Arrange the altar, light the candles and censer, and cast the Circle of Stones. Recite the Blessing Chant. Invoke the Goddess and God.

Lift one of the pomegranates and, with your freshly-washed Boline, pierce the skin of the  fruit. Remove several seeds and place them on the wheel-marked dish. Raise your wand, face the altar and say:

On this night of Samhain I mark Your passing,
O Sun King, through the sunset into the Land of the Young.
I mark also the passing of all who have gone before,
and all who will go after.
 
O Gracious Goddess, Eternal Mother,
You who gives birth to the fallen,
teach me to know that in the time of
the greatest darkness there is the greatest light.
 

Taste the pomegranate seeds; burst them with your teeth and savour  their sharp, bittersweet flavour. Look down at the eight-spoked symbol on the plate; the Wheel of the Year, the Cycle of the Seasons, the End and Beginning of all Creation.

Light a fire within the cauldron (a candle is fine).  Sit before it, holding the piece of paper, gazing at its flames. Say:

Wise One of the Waning Moon,
Goddess of the Starry Night,
I create this fire within
Your cauldron to transform
that which is plaguing me.
May the energies be reversed:
From the darkness, light!
From bane, good!
From death, birth!

Light the paper in the cauldron’s flames and drop it inside. As it burns, know that your ill diminishes, lessens and finally leaves you as it is consumed within the universal fires.  [The cauldron, seen as the Goddess.]

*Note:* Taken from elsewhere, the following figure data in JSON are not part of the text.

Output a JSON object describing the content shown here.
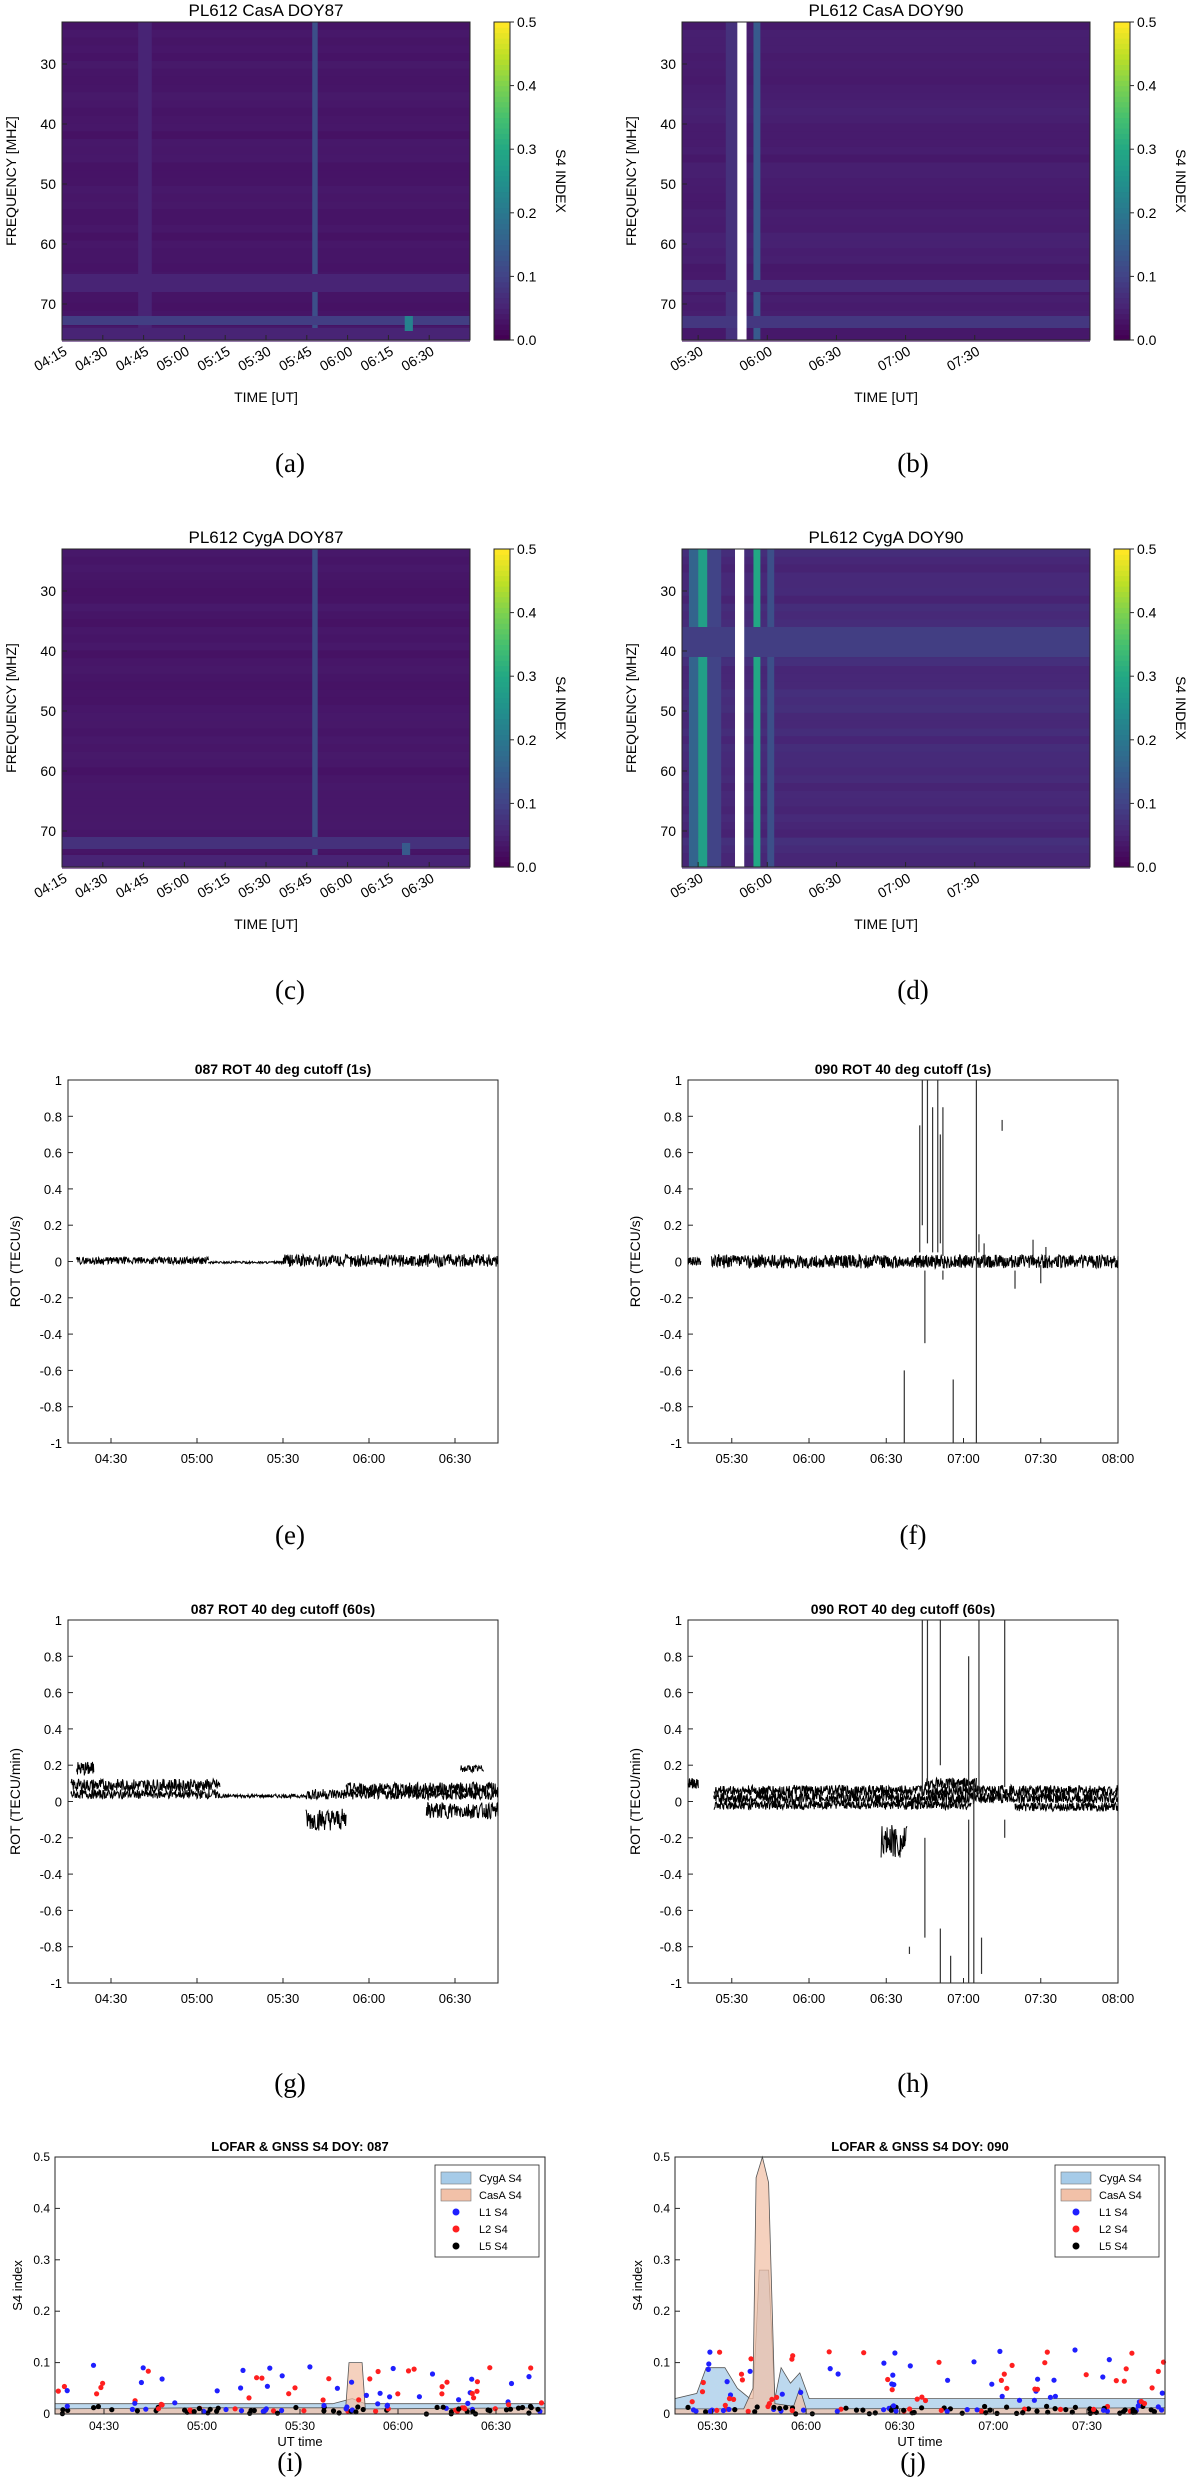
{
  "colors": {
    "viridis": [
      "#440154",
      "#482475",
      "#414487",
      "#355f8d",
      "#2a788e",
      "#21918c",
      "#22a884",
      "#44bf70",
      "#7ad151",
      "#bddf26",
      "#fde725"
    ],
    "rot_line": "#000000",
    "cyg_fill": "#a6cbe8",
    "cas_fill": "#f2c1a8",
    "l1": "#1f1fff",
    "l2": "#ff1f1f",
    "l5": "#000000"
  },
  "captions": [
    "(a)",
    "(b)",
    "(c)",
    "(d)",
    "(e)",
    "(f)",
    "(g)",
    "(h)",
    "(i)",
    "(j)"
  ],
  "chart_data": [
    {
      "type": "heatmap",
      "title": "PL612 CasA DOY87",
      "xlabel": "TIME [UT]",
      "ylabel": "FREQUENCY [MHZ]",
      "colorbar_label": "S4 INDEX",
      "x_ticks": [
        "04:15",
        "04:30",
        "04:45",
        "05:00",
        "05:15",
        "05:30",
        "05:45",
        "06:00",
        "06:15",
        "06:30"
      ],
      "x_tick_min": [
        255,
        270,
        285,
        300,
        315,
        330,
        345,
        360,
        375,
        390
      ],
      "xlim_min": [
        255,
        405
      ],
      "y_ticks": [
        30,
        40,
        50,
        60,
        70
      ],
      "ylim": [
        23,
        76
      ],
      "colorbar_ticks": [
        "0.0",
        "0.1",
        "0.2",
        "0.3",
        "0.4",
        "0.5"
      ],
      "clim": [
        0,
        0.5
      ],
      "background_s4": 0.03,
      "features": [
        {
          "kind": "time_band",
          "t0": 347,
          "t1": 349,
          "s4": 0.12
        },
        {
          "kind": "time_band",
          "t0": 283,
          "t1": 288,
          "s4": 0.05
        },
        {
          "kind": "freq_band",
          "f0": 65,
          "f1": 68,
          "s4": 0.05
        },
        {
          "kind": "freq_band",
          "f0": 72,
          "f1": 73.5,
          "s4": 0.09
        },
        {
          "kind": "freq_band",
          "f0": 74,
          "f1": 76,
          "s4": 0.05
        },
        {
          "kind": "patch",
          "t0": 381,
          "t1": 384,
          "f0": 72,
          "f1": 74.5,
          "s4": 0.22
        }
      ]
    },
    {
      "type": "heatmap",
      "title": "PL612 CasA DOY90",
      "xlabel": "TIME [UT]",
      "ylabel": "FREQUENCY [MHZ]",
      "colorbar_label": "S4 INDEX",
      "x_ticks": [
        "05:30",
        "06:00",
        "06:30",
        "07:00",
        "07:30"
      ],
      "x_tick_min": [
        330,
        360,
        390,
        420,
        450
      ],
      "xlim_min": [
        323,
        500
      ],
      "y_ticks": [
        30,
        40,
        50,
        60,
        70
      ],
      "ylim": [
        23,
        76
      ],
      "colorbar_ticks": [
        "0.0",
        "0.1",
        "0.2",
        "0.3",
        "0.4",
        "0.5"
      ],
      "clim": [
        0,
        0.5
      ],
      "background_s4": 0.04,
      "features": [
        {
          "kind": "time_band",
          "t0": 342,
          "t1": 347,
          "s4": 0.07
        },
        {
          "kind": "time_band",
          "t0": 354,
          "t1": 357,
          "s4": 0.14
        },
        {
          "kind": "freq_band",
          "f0": 66,
          "f1": 68,
          "s4": 0.06
        },
        {
          "kind": "freq_band",
          "f0": 72,
          "f1": 74,
          "s4": 0.08
        },
        {
          "kind": "gap",
          "t0": 347,
          "t1": 351
        }
      ]
    },
    {
      "type": "heatmap",
      "title": "PL612 CygA DOY87",
      "xlabel": "TIME [UT]",
      "ylabel": "FREQUENCY [MHZ]",
      "colorbar_label": "S4 INDEX",
      "x_ticks": [
        "04:15",
        "04:30",
        "04:45",
        "05:00",
        "05:15",
        "05:30",
        "05:45",
        "06:00",
        "06:15",
        "06:30"
      ],
      "x_tick_min": [
        255,
        270,
        285,
        300,
        315,
        330,
        345,
        360,
        375,
        390
      ],
      "xlim_min": [
        255,
        405
      ],
      "y_ticks": [
        30,
        40,
        50,
        60,
        70
      ],
      "ylim": [
        23,
        76
      ],
      "colorbar_ticks": [
        "0.0",
        "0.1",
        "0.2",
        "0.3",
        "0.4",
        "0.5"
      ],
      "clim": [
        0,
        0.5
      ],
      "background_s4": 0.03,
      "features": [
        {
          "kind": "time_band",
          "t0": 347,
          "t1": 349,
          "s4": 0.12
        },
        {
          "kind": "freq_band",
          "f0": 71,
          "f1": 73,
          "s4": 0.07
        },
        {
          "kind": "freq_band",
          "f0": 74,
          "f1": 76,
          "s4": 0.05
        },
        {
          "kind": "patch",
          "t0": 380,
          "t1": 383,
          "f0": 72,
          "f1": 74,
          "s4": 0.14
        }
      ]
    },
    {
      "type": "heatmap",
      "title": "PL612 CygA DOY90",
      "xlabel": "TIME [UT]",
      "ylabel": "FREQUENCY [MHZ]",
      "colorbar_label": "S4 INDEX",
      "x_ticks": [
        "05:30",
        "06:00",
        "06:30",
        "07:00",
        "07:30"
      ],
      "x_tick_min": [
        330,
        360,
        390,
        420,
        450
      ],
      "xlim_min": [
        323,
        500
      ],
      "y_ticks": [
        30,
        40,
        50,
        60,
        70
      ],
      "ylim": [
        23,
        76
      ],
      "colorbar_ticks": [
        "0.0",
        "0.1",
        "0.2",
        "0.3",
        "0.4",
        "0.5"
      ],
      "clim": [
        0,
        0.5
      ],
      "background_s4": 0.06,
      "features": [
        {
          "kind": "time_band",
          "t0": 326,
          "t1": 330,
          "s4": 0.16
        },
        {
          "kind": "time_band",
          "t0": 330,
          "t1": 334,
          "s4": 0.28
        },
        {
          "kind": "time_band",
          "t0": 334,
          "t1": 340,
          "s4": 0.1
        },
        {
          "kind": "time_band",
          "t0": 354,
          "t1": 357,
          "s4": 0.3
        },
        {
          "kind": "time_band",
          "t0": 360,
          "t1": 363,
          "s4": 0.12
        },
        {
          "kind": "freq_band",
          "f0": 36,
          "f1": 41,
          "s4": 0.09
        },
        {
          "kind": "gap",
          "t0": 346,
          "t1": 350
        }
      ]
    },
    {
      "type": "line",
      "title": "087 ROT 40 deg cutoff (1s)",
      "xlabel": "",
      "ylabel": "ROT (TECU/s)",
      "x_ticks": [
        "04:30",
        "05:00",
        "05:30",
        "06:00",
        "06:30"
      ],
      "x_tick_min": [
        270,
        300,
        330,
        360,
        390
      ],
      "xlim_min": [
        255,
        405
      ],
      "y_ticks": [
        "-1",
        "-0.8",
        "-0.6",
        "-0.4",
        "-0.2",
        "0",
        "0.2",
        "0.4",
        "0.6",
        "0.8",
        "1"
      ],
      "ylim": [
        -1,
        1
      ],
      "series": [
        {
          "t0": 258,
          "t1": 304,
          "center": 0.005,
          "amp": 0.04
        },
        {
          "t0": 304,
          "t1": 330,
          "center": -0.005,
          "amp": 0.012
        },
        {
          "t0": 330,
          "t1": 405,
          "center": 0.005,
          "amp": 0.07
        }
      ],
      "spikes": []
    },
    {
      "type": "line",
      "title": "090 ROT 40 deg cutoff (1s)",
      "xlabel": "",
      "ylabel": "ROT (TECU/s)",
      "x_ticks": [
        "05:30",
        "06:00",
        "06:30",
        "07:00",
        "07:30",
        "08:00"
      ],
      "x_tick_min": [
        330,
        360,
        390,
        420,
        450,
        480
      ],
      "xlim_min": [
        313,
        480
      ],
      "y_ticks": [
        "-1",
        "-0.8",
        "-0.6",
        "-0.4",
        "-0.2",
        "0",
        "0.2",
        "0.4",
        "0.6",
        "0.8",
        "1"
      ],
      "ylim": [
        -1,
        1
      ],
      "series": [
        {
          "t0": 313,
          "t1": 318,
          "center": 0,
          "amp": 0.05
        },
        {
          "t0": 322,
          "t1": 480,
          "center": 0,
          "amp": 0.075
        }
      ],
      "spikes": [
        [
          403,
          0.05,
          0.75
        ],
        [
          404,
          0.2,
          1
        ],
        [
          406,
          0.1,
          1
        ],
        [
          408,
          0.05,
          0.85
        ],
        [
          410,
          0.05,
          1
        ],
        [
          411,
          0.1,
          0.7
        ],
        [
          412,
          0.03,
          0.85
        ],
        [
          435,
          0.72,
          0.78
        ],
        [
          397,
          -0.6,
          -1
        ],
        [
          405,
          -0.05,
          -0.45
        ],
        [
          412,
          -0.05,
          -0.1
        ],
        [
          416,
          -0.65,
          -1
        ],
        [
          425,
          -1,
          1
        ],
        [
          426,
          0.05,
          0.15
        ],
        [
          428,
          0,
          0.1
        ],
        [
          440,
          -0.05,
          -0.15
        ],
        [
          447,
          0.02,
          0.12
        ],
        [
          450,
          -0.02,
          -0.12
        ],
        [
          452,
          0.02,
          0.08
        ]
      ]
    },
    {
      "type": "line",
      "title": "087 ROT 40 deg cutoff (60s)",
      "xlabel": "",
      "ylabel": "ROT (TECU/min)",
      "x_ticks": [
        "04:30",
        "05:00",
        "05:30",
        "06:00",
        "06:30"
      ],
      "x_tick_min": [
        270,
        300,
        330,
        360,
        390
      ],
      "xlim_min": [
        255,
        405
      ],
      "y_ticks": [
        "-1",
        "-0.8",
        "-0.6",
        "-0.4",
        "-0.2",
        "0",
        "0.2",
        "0.4",
        "0.6",
        "0.8",
        "1"
      ],
      "ylim": [
        -1,
        1
      ],
      "series": [
        {
          "t0": 256,
          "t1": 308,
          "center": 0.09,
          "amp": 0.07
        },
        {
          "t0": 256,
          "t1": 308,
          "center": 0.04,
          "amp": 0.05
        },
        {
          "t0": 258,
          "t1": 264,
          "center": 0.18,
          "amp": 0.08
        },
        {
          "t0": 308,
          "t1": 338,
          "center": 0.03,
          "amp": 0.02
        },
        {
          "t0": 338,
          "t1": 352,
          "center": -0.1,
          "amp": 0.12
        },
        {
          "t0": 338,
          "t1": 405,
          "center": 0.04,
          "amp": 0.06
        },
        {
          "t0": 352,
          "t1": 405,
          "center": 0.07,
          "amp": 0.07
        },
        {
          "t0": 380,
          "t1": 405,
          "center": -0.05,
          "amp": 0.09
        },
        {
          "t0": 392,
          "t1": 400,
          "center": 0.18,
          "amp": 0.04
        }
      ],
      "spikes": []
    },
    {
      "type": "line",
      "title": "090 ROT 40 deg cutoff (60s)",
      "xlabel": "",
      "ylabel": "ROT (TECU/min)",
      "x_ticks": [
        "05:30",
        "06:00",
        "06:30",
        "07:00",
        "07:30",
        "08:00"
      ],
      "x_tick_min": [
        330,
        360,
        390,
        420,
        450,
        480
      ],
      "xlim_min": [
        313,
        480
      ],
      "y_ticks": [
        "-1",
        "-0.8",
        "-0.6",
        "-0.4",
        "-0.2",
        "0",
        "0.2",
        "0.4",
        "0.6",
        "0.8",
        "1"
      ],
      "ylim": [
        -1,
        1
      ],
      "series": [
        {
          "t0": 313,
          "t1": 317,
          "center": 0.1,
          "amp": 0.06
        },
        {
          "t0": 323,
          "t1": 480,
          "center": 0.02,
          "amp": 0.06
        },
        {
          "t0": 323,
          "t1": 480,
          "center": 0.06,
          "amp": 0.06
        },
        {
          "t0": 323,
          "t1": 423,
          "center": -0.02,
          "amp": 0.05
        },
        {
          "t0": 388,
          "t1": 398,
          "center": -0.22,
          "amp": 0.18
        },
        {
          "t0": 405,
          "t1": 425,
          "center": 0.1,
          "amp": 0.06
        },
        {
          "t0": 440,
          "t1": 480,
          "center": -0.03,
          "amp": 0.05
        }
      ],
      "spikes": [
        [
          404,
          0.05,
          1
        ],
        [
          406,
          0.1,
          1
        ],
        [
          411,
          0.2,
          1
        ],
        [
          422,
          0.05,
          0.8
        ],
        [
          426,
          0.05,
          1
        ],
        [
          436,
          0.08,
          1
        ],
        [
          399,
          -0.8,
          -0.84
        ],
        [
          405,
          -0.2,
          -0.75
        ],
        [
          411,
          -0.7,
          -1
        ],
        [
          415,
          -0.85,
          -1
        ],
        [
          422,
          -0.1,
          -1
        ],
        [
          424,
          0.1,
          -1
        ],
        [
          427,
          -0.75,
          -0.95
        ],
        [
          436,
          -0.1,
          -0.2
        ]
      ]
    },
    {
      "type": "area",
      "title": "LOFAR & GNSS S4 DOY: 087",
      "xlabel": "UT time",
      "ylabel": "S4 index",
      "x_ticks": [
        "04:30",
        "05:00",
        "05:30",
        "06:00",
        "06:30"
      ],
      "x_tick_min": [
        270,
        300,
        330,
        360,
        390
      ],
      "xlim_min": [
        255,
        405
      ],
      "y_ticks": [
        "0",
        "0.1",
        "0.2",
        "0.3",
        "0.4",
        "0.5"
      ],
      "ylim": [
        0,
        0.5
      ],
      "legend": [
        "CygA S4",
        "CasA S4",
        "L1 S4",
        "L2 S4",
        "L5 S4"
      ],
      "legend_position": "top-right",
      "cyga_s4": [
        [
          255,
          0.02
        ],
        [
          300,
          0.02
        ],
        [
          340,
          0.02
        ],
        [
          346,
          0.03
        ],
        [
          350,
          0.02
        ],
        [
          405,
          0.02
        ]
      ],
      "casa_s4": [
        [
          255,
          0.01
        ],
        [
          300,
          0.012
        ],
        [
          344,
          0.012
        ],
        [
          345,
          0.1
        ],
        [
          349,
          0.1
        ],
        [
          350,
          0.01
        ],
        [
          405,
          0.012
        ]
      ],
      "gnss_seed": 87,
      "gnss_points": 150,
      "gnss_ymax": 0.09
    },
    {
      "type": "area",
      "title": "LOFAR & GNSS S4 DOY: 090",
      "xlabel": "UT time",
      "ylabel": "S4 index",
      "x_ticks": [
        "05:30",
        "06:00",
        "06:30",
        "07:00",
        "07:30"
      ],
      "x_tick_min": [
        330,
        360,
        390,
        420,
        450
      ],
      "xlim_min": [
        318,
        475
      ],
      "y_ticks": [
        "0",
        "0.1",
        "0.2",
        "0.3",
        "0.4",
        "0.5"
      ],
      "ylim": [
        0,
        0.5
      ],
      "legend": [
        "CygA S4",
        "CasA S4",
        "L1 S4",
        "L2 S4",
        "L5 S4"
      ],
      "legend_position": "top-right",
      "cyga_s4": [
        [
          318,
          0.03
        ],
        [
          325,
          0.04
        ],
        [
          328,
          0.09
        ],
        [
          334,
          0.09
        ],
        [
          338,
          0.05
        ],
        [
          342,
          0.03
        ],
        [
          343,
          0.03
        ],
        [
          345,
          0.28
        ],
        [
          348,
          0.28
        ],
        [
          350,
          0.03
        ],
        [
          352,
          0.09
        ],
        [
          355,
          0.06
        ],
        [
          358,
          0.08
        ],
        [
          361,
          0.03
        ],
        [
          400,
          0.03
        ],
        [
          430,
          0.03
        ],
        [
          475,
          0.03
        ]
      ],
      "casa_s4": [
        [
          318,
          0.01
        ],
        [
          340,
          0.01
        ],
        [
          343,
          0.05
        ],
        [
          344,
          0.46
        ],
        [
          346,
          0.5
        ],
        [
          348,
          0.45
        ],
        [
          350,
          0.02
        ],
        [
          356,
          0.015
        ],
        [
          358,
          0.05
        ],
        [
          360,
          0.01
        ],
        [
          475,
          0.012
        ]
      ],
      "gnss_seed": 90,
      "gnss_points": 170,
      "gnss_ymax": 0.12
    }
  ]
}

If you wish, you may attempt scrying or some other form of divination, for this is a perfect time to look into the past or future. Try to recall past lives too, if you will.  But leave the dead in peace. Honor them with your memories but do not call them to you. [Many Pagans  do attempt to communicate with their deceased ancestors and friends at this time, but it  seems to me that if we accept the doctrine of reincarnation, this is a rather strange practice. Perhaps the personalities that we knew still exist, but if the soul is currently incarnate in another body, communication would be difficult, to say the least. Thus, it seems best to remember them with peace and love – but do not call them up.] 

Release any pain and sense of loss you may feel into the cauldron’s flames. Works of magick, if necessary, may follow. Celebrate the Simple Feast. The circle is released.